Winter gardening indoors

| 09 Mar 2012 | 11:24

    Gar Wang, Warwick For most gardeners winter is a welcome respite from daily weeding and scouring for pests. But for me, the cold months are not as labor free as before. With each year I have increased the variety of vegetables I grow on the south-facing windowsill of my living room and have come to see January as the beginning of an active growing season.

    By the end of that month, I have already germinated leek and onion seeds in flats of potting soil. These seedlings will be the first to be transplanted into the garden as soon as the soil thaws. Most leeks require 80-110 days from germination to harvest so an early start is important. The stout-stalked leek variety Bleu de Solaize has been a favorite to over-winter since it endures repeated cycles of freezing and thawing with minimal protection.

    The tastiest portion of the leek is its white shaft which results when the developing stalk is covered with soil or mulch to prevent exposure to sunlight. Known as blanching, this technique is a common practice used on other plants when milder flavor is desired. I grow another leek, Lincoln, for its tender, long shank that does not require blanching. White asparagus is simply ordinary asparagus prevented from developing chlorophyll by mounding soil or mulch over the emerging shoots. Young endive, dandelion and escarole become succulent salad greens when covered with an upside down pot for a week prior to harvest.

    Although spring’s last frost will be months from now, I begin sowing leftover lettuce seeds in 30-inch planter boxes that I fill with a 2-inch layer of compost topped with 3 inches of organic potting mix. Seeds do not germinate well in straight compost since it tends to be too rich and dense, resulting in straggly seedlings. Instead I mix well-rotted leaf mold and peat into my sifted compost to create loft and to enhance water retention in my homemade potting mix. Since it is so difficult to purchase quality, organic compost (somehow buying soil goes against my grain of pragmatism), I sift and reserve several five-gallon buckets of my own compost every fall to use in potting mix. Lettuce germinates best at temperatures below 70 degrees so my planter by the cold window offers perfect conditions as long as the soil is kept moist.

    I prefer loose-leaf lettuces for their prolonged harvest. Unlike heading varieties, I can pluck the outer leaves over several weeks without diminishing the vigor of the plant.

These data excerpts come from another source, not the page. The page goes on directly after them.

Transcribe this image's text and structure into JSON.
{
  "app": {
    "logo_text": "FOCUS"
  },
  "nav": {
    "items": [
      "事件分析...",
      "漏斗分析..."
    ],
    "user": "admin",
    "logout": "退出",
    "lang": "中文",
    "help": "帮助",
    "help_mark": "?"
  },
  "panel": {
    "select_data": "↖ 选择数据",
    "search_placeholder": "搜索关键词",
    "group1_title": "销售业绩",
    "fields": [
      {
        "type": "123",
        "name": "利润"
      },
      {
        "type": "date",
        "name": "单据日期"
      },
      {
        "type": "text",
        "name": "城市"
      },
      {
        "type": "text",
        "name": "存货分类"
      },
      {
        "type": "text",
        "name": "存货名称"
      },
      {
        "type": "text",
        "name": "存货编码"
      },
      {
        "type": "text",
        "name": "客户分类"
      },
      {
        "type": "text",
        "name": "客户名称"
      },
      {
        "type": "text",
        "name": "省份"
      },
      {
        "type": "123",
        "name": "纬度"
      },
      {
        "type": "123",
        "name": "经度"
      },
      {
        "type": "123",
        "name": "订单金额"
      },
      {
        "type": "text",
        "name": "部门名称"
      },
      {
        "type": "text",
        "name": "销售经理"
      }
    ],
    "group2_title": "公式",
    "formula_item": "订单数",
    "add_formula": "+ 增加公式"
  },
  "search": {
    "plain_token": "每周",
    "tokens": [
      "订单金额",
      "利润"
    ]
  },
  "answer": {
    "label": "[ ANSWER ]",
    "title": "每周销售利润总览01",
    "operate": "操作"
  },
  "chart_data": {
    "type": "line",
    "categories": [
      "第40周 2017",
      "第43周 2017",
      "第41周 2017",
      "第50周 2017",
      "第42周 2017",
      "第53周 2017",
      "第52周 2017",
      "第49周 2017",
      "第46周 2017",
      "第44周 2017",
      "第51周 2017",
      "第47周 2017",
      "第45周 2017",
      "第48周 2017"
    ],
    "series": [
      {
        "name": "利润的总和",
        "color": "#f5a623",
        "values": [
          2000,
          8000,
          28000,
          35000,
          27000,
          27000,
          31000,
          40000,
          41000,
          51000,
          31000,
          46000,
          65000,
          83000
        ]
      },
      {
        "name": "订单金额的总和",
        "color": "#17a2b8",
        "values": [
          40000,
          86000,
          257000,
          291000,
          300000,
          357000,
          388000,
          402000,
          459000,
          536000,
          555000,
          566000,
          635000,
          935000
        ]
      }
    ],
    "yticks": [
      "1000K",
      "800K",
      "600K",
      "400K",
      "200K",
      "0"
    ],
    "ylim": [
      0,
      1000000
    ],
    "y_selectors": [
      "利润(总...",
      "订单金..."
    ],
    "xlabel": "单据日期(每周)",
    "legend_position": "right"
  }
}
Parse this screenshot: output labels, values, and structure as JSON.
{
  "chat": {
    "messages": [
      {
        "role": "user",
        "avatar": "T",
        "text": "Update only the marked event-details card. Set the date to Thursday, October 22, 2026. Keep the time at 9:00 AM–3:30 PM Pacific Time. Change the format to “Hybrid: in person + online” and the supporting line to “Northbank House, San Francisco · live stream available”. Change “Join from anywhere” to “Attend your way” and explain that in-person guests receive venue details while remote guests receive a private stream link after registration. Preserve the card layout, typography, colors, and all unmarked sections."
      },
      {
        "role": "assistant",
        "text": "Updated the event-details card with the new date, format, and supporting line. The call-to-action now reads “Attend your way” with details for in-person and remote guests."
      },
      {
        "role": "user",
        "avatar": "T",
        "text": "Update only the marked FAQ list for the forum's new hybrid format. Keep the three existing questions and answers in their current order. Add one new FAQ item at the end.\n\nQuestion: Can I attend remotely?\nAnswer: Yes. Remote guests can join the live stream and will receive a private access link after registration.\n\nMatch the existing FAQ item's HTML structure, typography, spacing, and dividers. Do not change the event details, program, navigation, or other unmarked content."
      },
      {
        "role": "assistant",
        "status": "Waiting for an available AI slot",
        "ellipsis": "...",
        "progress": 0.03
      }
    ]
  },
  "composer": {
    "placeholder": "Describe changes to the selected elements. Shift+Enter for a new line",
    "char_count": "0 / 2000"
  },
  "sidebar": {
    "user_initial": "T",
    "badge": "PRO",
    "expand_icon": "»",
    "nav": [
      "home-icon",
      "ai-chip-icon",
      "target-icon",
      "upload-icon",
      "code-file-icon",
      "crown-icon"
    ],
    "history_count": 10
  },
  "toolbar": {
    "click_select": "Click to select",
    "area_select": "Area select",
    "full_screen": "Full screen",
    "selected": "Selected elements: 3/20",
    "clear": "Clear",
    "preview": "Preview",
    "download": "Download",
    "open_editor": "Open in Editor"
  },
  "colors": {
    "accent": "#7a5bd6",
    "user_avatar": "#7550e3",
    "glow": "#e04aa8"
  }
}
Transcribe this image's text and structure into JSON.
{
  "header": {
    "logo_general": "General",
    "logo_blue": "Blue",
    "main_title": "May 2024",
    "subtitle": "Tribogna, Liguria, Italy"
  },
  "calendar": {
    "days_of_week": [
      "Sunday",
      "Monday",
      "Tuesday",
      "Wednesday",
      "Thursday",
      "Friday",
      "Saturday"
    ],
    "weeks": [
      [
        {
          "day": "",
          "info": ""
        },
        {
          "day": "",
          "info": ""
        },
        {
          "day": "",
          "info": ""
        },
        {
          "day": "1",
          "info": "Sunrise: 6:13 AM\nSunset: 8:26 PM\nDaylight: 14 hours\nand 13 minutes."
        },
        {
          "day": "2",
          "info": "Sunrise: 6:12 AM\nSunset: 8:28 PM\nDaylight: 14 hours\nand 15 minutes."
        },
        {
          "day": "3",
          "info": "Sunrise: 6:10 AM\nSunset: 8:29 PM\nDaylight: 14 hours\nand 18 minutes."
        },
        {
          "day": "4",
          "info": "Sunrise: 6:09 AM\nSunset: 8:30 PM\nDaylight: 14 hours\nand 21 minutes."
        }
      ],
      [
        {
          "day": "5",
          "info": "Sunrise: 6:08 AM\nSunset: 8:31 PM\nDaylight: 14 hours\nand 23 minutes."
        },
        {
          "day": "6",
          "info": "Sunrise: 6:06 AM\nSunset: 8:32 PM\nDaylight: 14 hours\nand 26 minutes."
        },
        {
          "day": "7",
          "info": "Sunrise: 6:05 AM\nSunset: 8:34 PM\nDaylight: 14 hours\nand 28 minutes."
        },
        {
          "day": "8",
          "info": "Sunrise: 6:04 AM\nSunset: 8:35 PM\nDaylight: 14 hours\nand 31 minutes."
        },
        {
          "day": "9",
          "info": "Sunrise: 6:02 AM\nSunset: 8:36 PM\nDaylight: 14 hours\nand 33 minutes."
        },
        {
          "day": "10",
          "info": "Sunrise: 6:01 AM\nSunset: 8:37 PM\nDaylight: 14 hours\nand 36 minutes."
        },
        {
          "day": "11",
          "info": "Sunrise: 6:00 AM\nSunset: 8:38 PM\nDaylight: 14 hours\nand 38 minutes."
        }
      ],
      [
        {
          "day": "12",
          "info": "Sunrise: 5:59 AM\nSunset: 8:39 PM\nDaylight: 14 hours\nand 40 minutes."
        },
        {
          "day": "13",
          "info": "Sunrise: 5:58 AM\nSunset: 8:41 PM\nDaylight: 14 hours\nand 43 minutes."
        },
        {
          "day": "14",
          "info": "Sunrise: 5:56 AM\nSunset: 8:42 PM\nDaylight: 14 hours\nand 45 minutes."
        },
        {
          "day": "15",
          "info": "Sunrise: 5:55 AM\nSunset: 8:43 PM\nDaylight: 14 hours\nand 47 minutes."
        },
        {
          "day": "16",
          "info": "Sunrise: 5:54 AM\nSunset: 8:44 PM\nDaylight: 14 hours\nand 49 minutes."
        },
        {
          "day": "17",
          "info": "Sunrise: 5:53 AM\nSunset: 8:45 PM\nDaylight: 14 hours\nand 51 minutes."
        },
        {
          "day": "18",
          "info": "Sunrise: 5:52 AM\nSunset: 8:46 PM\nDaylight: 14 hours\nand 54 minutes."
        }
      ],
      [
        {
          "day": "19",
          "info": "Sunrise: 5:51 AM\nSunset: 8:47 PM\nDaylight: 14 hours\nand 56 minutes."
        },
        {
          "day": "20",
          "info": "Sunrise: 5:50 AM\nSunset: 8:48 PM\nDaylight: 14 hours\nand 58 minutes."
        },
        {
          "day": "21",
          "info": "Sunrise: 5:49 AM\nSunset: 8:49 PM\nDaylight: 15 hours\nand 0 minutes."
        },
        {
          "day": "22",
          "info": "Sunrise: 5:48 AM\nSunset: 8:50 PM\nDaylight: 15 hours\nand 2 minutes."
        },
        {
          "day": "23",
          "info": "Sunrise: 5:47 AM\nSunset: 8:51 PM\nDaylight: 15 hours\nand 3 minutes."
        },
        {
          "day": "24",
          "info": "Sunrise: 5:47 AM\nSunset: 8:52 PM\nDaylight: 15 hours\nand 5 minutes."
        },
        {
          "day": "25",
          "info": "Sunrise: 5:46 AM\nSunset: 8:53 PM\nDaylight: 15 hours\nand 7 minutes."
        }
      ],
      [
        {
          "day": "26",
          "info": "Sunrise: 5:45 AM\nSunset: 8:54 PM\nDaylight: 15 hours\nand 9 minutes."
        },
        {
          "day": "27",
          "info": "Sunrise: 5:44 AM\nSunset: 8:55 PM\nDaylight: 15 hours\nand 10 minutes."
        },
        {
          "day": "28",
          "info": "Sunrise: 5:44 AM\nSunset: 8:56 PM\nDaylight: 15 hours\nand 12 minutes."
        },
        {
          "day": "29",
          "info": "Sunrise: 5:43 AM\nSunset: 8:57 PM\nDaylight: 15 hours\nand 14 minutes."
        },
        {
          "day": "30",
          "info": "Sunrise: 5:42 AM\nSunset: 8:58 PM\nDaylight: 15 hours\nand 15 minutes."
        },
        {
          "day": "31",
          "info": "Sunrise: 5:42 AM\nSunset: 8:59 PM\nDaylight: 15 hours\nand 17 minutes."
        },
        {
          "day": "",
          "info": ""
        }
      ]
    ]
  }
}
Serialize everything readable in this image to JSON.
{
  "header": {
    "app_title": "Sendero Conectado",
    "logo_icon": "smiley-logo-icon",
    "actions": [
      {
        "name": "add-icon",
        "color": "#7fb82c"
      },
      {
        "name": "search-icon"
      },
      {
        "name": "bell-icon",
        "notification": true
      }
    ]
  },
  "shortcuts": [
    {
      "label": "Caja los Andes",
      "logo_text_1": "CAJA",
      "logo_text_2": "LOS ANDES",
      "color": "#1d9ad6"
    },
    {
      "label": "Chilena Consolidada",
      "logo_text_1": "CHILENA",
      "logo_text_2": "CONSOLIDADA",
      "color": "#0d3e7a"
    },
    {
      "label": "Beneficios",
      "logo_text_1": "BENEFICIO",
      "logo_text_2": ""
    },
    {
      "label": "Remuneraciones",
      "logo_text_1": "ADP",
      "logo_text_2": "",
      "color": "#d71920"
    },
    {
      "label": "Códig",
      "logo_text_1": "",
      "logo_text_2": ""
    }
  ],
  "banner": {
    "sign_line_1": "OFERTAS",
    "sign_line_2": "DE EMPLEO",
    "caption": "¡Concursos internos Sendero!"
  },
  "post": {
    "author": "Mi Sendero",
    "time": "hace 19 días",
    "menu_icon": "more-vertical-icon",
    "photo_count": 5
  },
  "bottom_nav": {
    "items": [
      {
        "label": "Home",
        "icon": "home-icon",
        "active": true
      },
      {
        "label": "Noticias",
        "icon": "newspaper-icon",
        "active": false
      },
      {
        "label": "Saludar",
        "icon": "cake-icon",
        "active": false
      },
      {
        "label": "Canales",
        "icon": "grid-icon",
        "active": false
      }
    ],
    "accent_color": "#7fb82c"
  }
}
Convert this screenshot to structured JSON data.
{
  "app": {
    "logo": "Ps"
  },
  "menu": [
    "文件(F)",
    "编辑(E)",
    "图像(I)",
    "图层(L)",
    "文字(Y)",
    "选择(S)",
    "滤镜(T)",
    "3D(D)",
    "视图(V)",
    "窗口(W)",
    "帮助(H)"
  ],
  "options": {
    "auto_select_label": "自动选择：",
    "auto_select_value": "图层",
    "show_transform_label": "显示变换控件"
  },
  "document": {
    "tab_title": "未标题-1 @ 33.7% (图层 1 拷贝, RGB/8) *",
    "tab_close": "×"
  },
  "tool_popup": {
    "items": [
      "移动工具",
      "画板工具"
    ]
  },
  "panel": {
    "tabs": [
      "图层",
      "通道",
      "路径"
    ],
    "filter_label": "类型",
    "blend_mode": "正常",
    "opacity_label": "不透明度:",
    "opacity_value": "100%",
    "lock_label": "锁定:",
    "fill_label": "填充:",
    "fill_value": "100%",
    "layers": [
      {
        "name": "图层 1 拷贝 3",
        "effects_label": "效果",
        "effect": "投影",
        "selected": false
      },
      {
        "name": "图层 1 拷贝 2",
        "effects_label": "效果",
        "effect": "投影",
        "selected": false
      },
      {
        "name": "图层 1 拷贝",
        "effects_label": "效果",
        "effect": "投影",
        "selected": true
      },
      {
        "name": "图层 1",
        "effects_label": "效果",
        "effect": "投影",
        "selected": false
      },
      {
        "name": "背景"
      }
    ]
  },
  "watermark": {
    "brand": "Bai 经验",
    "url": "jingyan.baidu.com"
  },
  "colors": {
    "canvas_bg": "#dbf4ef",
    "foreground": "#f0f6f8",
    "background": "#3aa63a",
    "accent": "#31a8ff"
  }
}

Oak Leaf, Lollo, Salad Bowl and Tango are tried and true favorites; however, there are numerous heirlooms that come in an array of stunning colors and shapes. In several other planter boxes I toss in leftover seeds of claytonia, spinach, arugula, cress, mustards, Asian greens, radishes, mesclun and scallions. I also push cloves of garlic into the soil and enjoy “green garlic” by the time the other plants mature. Although these indoor garlic plants do not produce significant bulbs, the leaves and stems are delicious.

    Pea shoots are another easy-to-grow indoor treat. Fetching high prices, the tender tips and tendrils of pea plants have been enjoyed by Chinese for centuries. Snow peas, snap and shelling peas (Pisum Sativum) are suitable for pea shoots; however, the flowers and seeds of perennial sweet peas (Lathyrus Spp.) are poisonous. For winter harvest, I prefer Dwarf Grey Sugar Peas which I soak overnight in water before planting one inch apart. I find that presoaking large seeds increases germination rate significantly. Last year I sowed the seeds on February 6 and was harvesting shoots two weeks later. Snipped at the juncture of the first set of leaves and stem, the plants regenerated by repeatedly putting forth new shoots at the severed joint. We enjoyed fresh pea shoots for weeks in salad and stir fries. By the time the stems became tough, the soil outdoors thawed, and I was able to transplant these pea plants into my raised beds. These thrived in my garden and provided us with beautiful, edible blossoms and snow peas throughout the spring.